Geneton: azul é a vida

Há cores e ritmos infinitos. O mundo não tem ponto final, nem deuses lúcidos. Tudo corre e se solta. Camus tinha razão. As rebeldias ajudam a sonhar e se encontrar com o acaso. Somos Sísifo. Não custa abrir os olhos, encontrar as pedras e sacudir as ruínas. Nada está acabado, a incompletude nos cerca e dialoga com a inquietação. Li o livro de Ana e Paulo sobre Geneton. Fiquei emocionado e festejei a beleza.O escrita está fascinante, consegue andar por labirintos sem deixar de contemplar os espelhos.As habilidades e as invenções se esticam e despertam sonos que pareciam receber pesadelos medonhos.

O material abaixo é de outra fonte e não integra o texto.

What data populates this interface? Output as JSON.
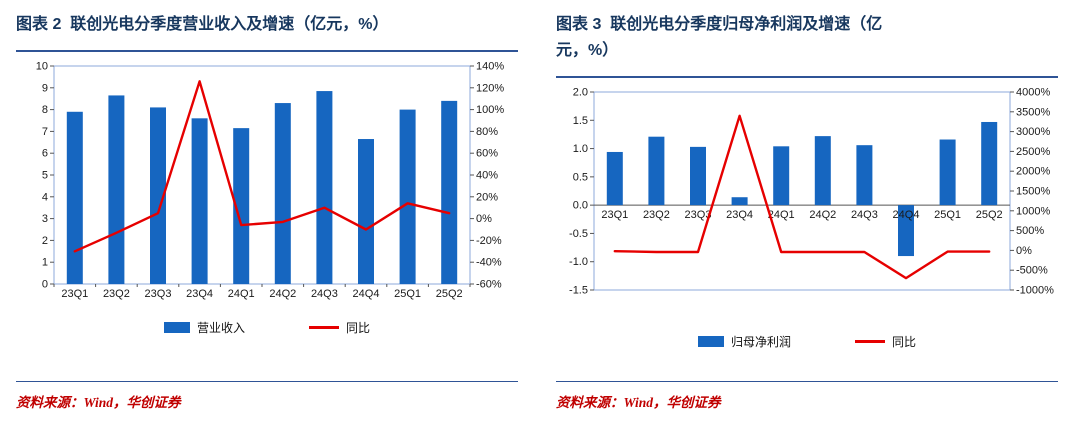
{
  "colors": {
    "bar_blue": "#1666c0",
    "line_red": "#e60000",
    "title_navy": "#17375e",
    "rule_blue": "#2f5496",
    "source_red": "#c00000",
    "plot_border": "#8ea9db",
    "axis_text": "#1a1a1a"
  },
  "chart_data": [
    {
      "type": "combo-bar-line",
      "title": "图表 2  联创光电分季度营业收入及增速（亿元，%）",
      "source": "资料来源：Wind，华创证券",
      "categories": [
        "23Q1",
        "23Q2",
        "23Q3",
        "23Q4",
        "24Q1",
        "24Q2",
        "24Q3",
        "24Q4",
        "25Q1",
        "25Q2"
      ],
      "series": [
        {
          "name": "营业收入",
          "type": "bar",
          "axis": "left",
          "color": "#1666c0",
          "values": [
            7.9,
            8.65,
            8.1,
            7.6,
            7.15,
            8.3,
            8.85,
            6.65,
            8.0,
            8.4
          ]
        },
        {
          "name": "同比",
          "type": "line",
          "axis": "right",
          "color": "#e60000",
          "values": [
            -30,
            -13,
            5,
            126,
            -6,
            -3,
            10,
            -10,
            14,
            5
          ]
        }
      ],
      "left_axis": {
        "min": 0,
        "max": 10,
        "step": 1,
        "decimals": 0
      },
      "right_axis": {
        "min": -60,
        "max": 140,
        "step": 20,
        "suffix": "%"
      },
      "category_labels_at_zero": false,
      "grid": false,
      "legend_position": "bottom"
    },
    {
      "type": "combo-bar-line",
      "title": "图表 3  联创光电分季度归母净利润及增速（亿\n元，%）",
      "source": "资料来源：Wind，华创证券",
      "categories": [
        "23Q1",
        "23Q2",
        "23Q3",
        "23Q4",
        "24Q1",
        "24Q2",
        "24Q3",
        "24Q4",
        "25Q1",
        "25Q2"
      ],
      "series": [
        {
          "name": "归母净利润",
          "type": "bar",
          "axis": "left",
          "color": "#1666c0",
          "values": [
            0.94,
            1.21,
            1.03,
            0.14,
            1.04,
            1.22,
            1.06,
            -0.9,
            1.16,
            1.47
          ]
        },
        {
          "name": "同比",
          "type": "line",
          "axis": "right",
          "color": "#e60000",
          "values": [
            -20,
            -40,
            -40,
            3400,
            -40,
            -40,
            -40,
            -700,
            -30,
            -30
          ]
        }
      ],
      "left_axis": {
        "min": -1.5,
        "max": 2.0,
        "step": 0.5,
        "decimals": 1
      },
      "right_axis": {
        "min": -1000,
        "max": 4000,
        "step": 500,
        "suffix": "%"
      },
      "category_labels_at_zero": true,
      "grid": false,
      "legend_position": "bottom"
    }
  ]
}
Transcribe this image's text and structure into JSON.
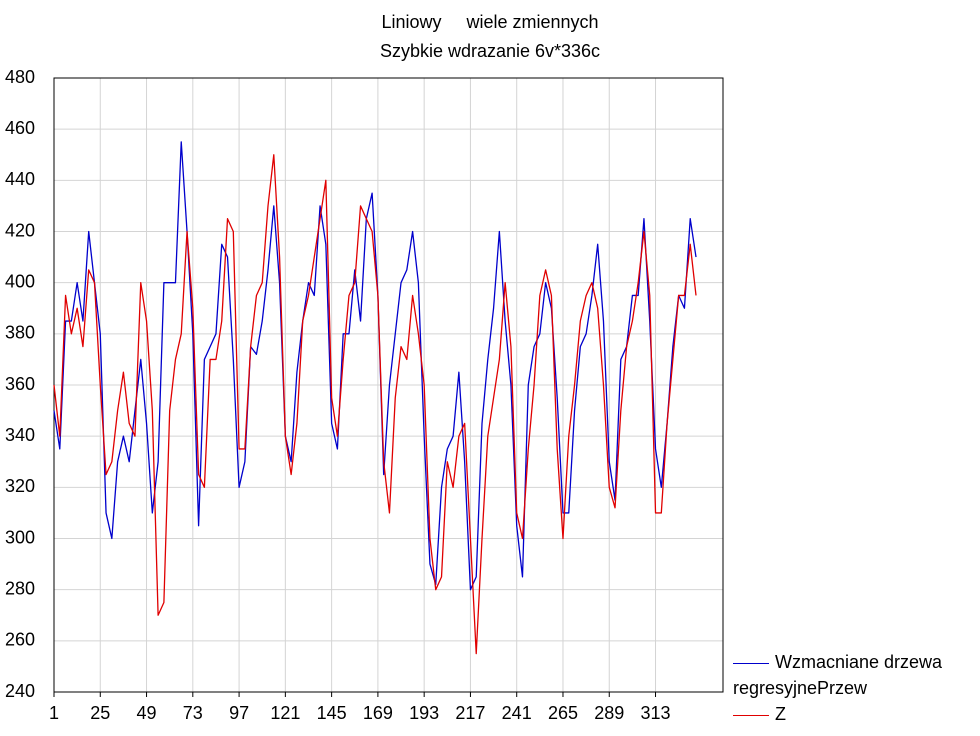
{
  "chart_data": {
    "type": "line",
    "title": "Liniowy     wiele zmiennych",
    "subtitle": "Szybkie wdrazanie 6v*336c",
    "x": [
      1,
      4,
      7,
      10,
      13,
      16,
      19,
      22,
      25,
      28,
      31,
      34,
      37,
      40,
      43,
      46,
      49,
      52,
      55,
      58,
      61,
      64,
      67,
      70,
      73,
      76,
      79,
      82,
      85,
      88,
      91,
      94,
      97,
      100,
      103,
      106,
      109,
      112,
      115,
      118,
      121,
      124,
      127,
      130,
      133,
      136,
      139,
      142,
      145,
      148,
      151,
      154,
      157,
      160,
      163,
      166,
      169,
      172,
      175,
      178,
      181,
      184,
      187,
      190,
      193,
      196,
      199,
      202,
      205,
      208,
      211,
      214,
      217,
      220,
      223,
      226,
      229,
      232,
      235,
      238,
      241,
      244,
      247,
      250,
      253,
      256,
      259,
      262,
      265,
      268,
      271,
      274,
      277,
      280,
      283,
      286,
      289,
      292,
      295,
      298,
      301,
      304,
      307,
      310,
      313,
      316,
      319,
      322,
      325,
      328,
      331,
      334
    ],
    "series": [
      {
        "name": "Wzmacniane drzewa regresyjnePrzew",
        "color": "#0000cc",
        "values": [
          350,
          335,
          385,
          385,
          400,
          385,
          420,
          400,
          380,
          310,
          300,
          330,
          340,
          330,
          350,
          370,
          345,
          310,
          330,
          400,
          400,
          400,
          455,
          420,
          380,
          305,
          370,
          375,
          380,
          415,
          410,
          370,
          320,
          330,
          375,
          372,
          385,
          405,
          430,
          400,
          340,
          330,
          365,
          385,
          400,
          395,
          430,
          415,
          345,
          335,
          380,
          380,
          405,
          385,
          425,
          435,
          395,
          325,
          360,
          380,
          400,
          405,
          420,
          400,
          340,
          290,
          282,
          320,
          335,
          340,
          365,
          330,
          280,
          285,
          345,
          370,
          390,
          420,
          385,
          360,
          305,
          285,
          360,
          375,
          380,
          400,
          390,
          355,
          310,
          310,
          350,
          375,
          380,
          395,
          415,
          385,
          330,
          315,
          370,
          375,
          395,
          395,
          425,
          385,
          335,
          320,
          345,
          375,
          395,
          390,
          425,
          410
        ]
      },
      {
        "name": "Z",
        "color": "#e00000",
        "values": [
          360,
          340,
          395,
          380,
          390,
          375,
          405,
          400,
          360,
          325,
          330,
          350,
          365,
          345,
          340,
          400,
          385,
          350,
          270,
          275,
          350,
          370,
          380,
          420,
          390,
          325,
          320,
          370,
          370,
          385,
          425,
          420,
          335,
          335,
          375,
          395,
          400,
          430,
          450,
          410,
          340,
          325,
          345,
          385,
          395,
          410,
          425,
          440,
          355,
          340,
          370,
          395,
          400,
          430,
          425,
          420,
          395,
          330,
          310,
          355,
          375,
          370,
          395,
          380,
          360,
          300,
          280,
          285,
          330,
          320,
          340,
          345,
          300,
          255,
          300,
          340,
          355,
          370,
          400,
          375,
          310,
          300,
          335,
          360,
          395,
          405,
          395,
          335,
          300,
          340,
          360,
          385,
          395,
          400,
          390,
          360,
          320,
          312,
          350,
          375,
          385,
          400,
          420,
          395,
          310,
          310,
          345,
          370,
          395,
          395,
          415,
          395
        ]
      }
    ],
    "xlim": [
      1,
      348
    ],
    "xticks": [
      1,
      25,
      49,
      73,
      97,
      121,
      145,
      169,
      193,
      217,
      241,
      265,
      289,
      313
    ],
    "ylim": [
      240,
      480
    ],
    "yticks": [
      240,
      260,
      280,
      300,
      320,
      340,
      360,
      380,
      400,
      420,
      440,
      460,
      480
    ],
    "grid": true
  }
}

A vida de Geneton nos desperta coragem e ousadia. Porém não faltam generosidades, incertezas, aventuras. A criatividade anima a coragem e redesenha mitos. É sempre fundamental retomar a poética das coisas e se lançar sem planejamentos determinados,enfrentar o cotidiano de olhos no vivido e nas suas assombrações. Paulo e Ana trouxeram depoimentos, balançaram corações, fixaram imagens, multiplicaram-se, visitaram tonturas. Viajei. Sou mais velho que Geneton quatro anos. Identifiquei-me com muitas histórias. Estudei no São Luís e no Colégio Torres e terminei sendo professor nessa duas escolas. Lembranças fortes, aprendizagens demolidoras, pedagogias libertárias..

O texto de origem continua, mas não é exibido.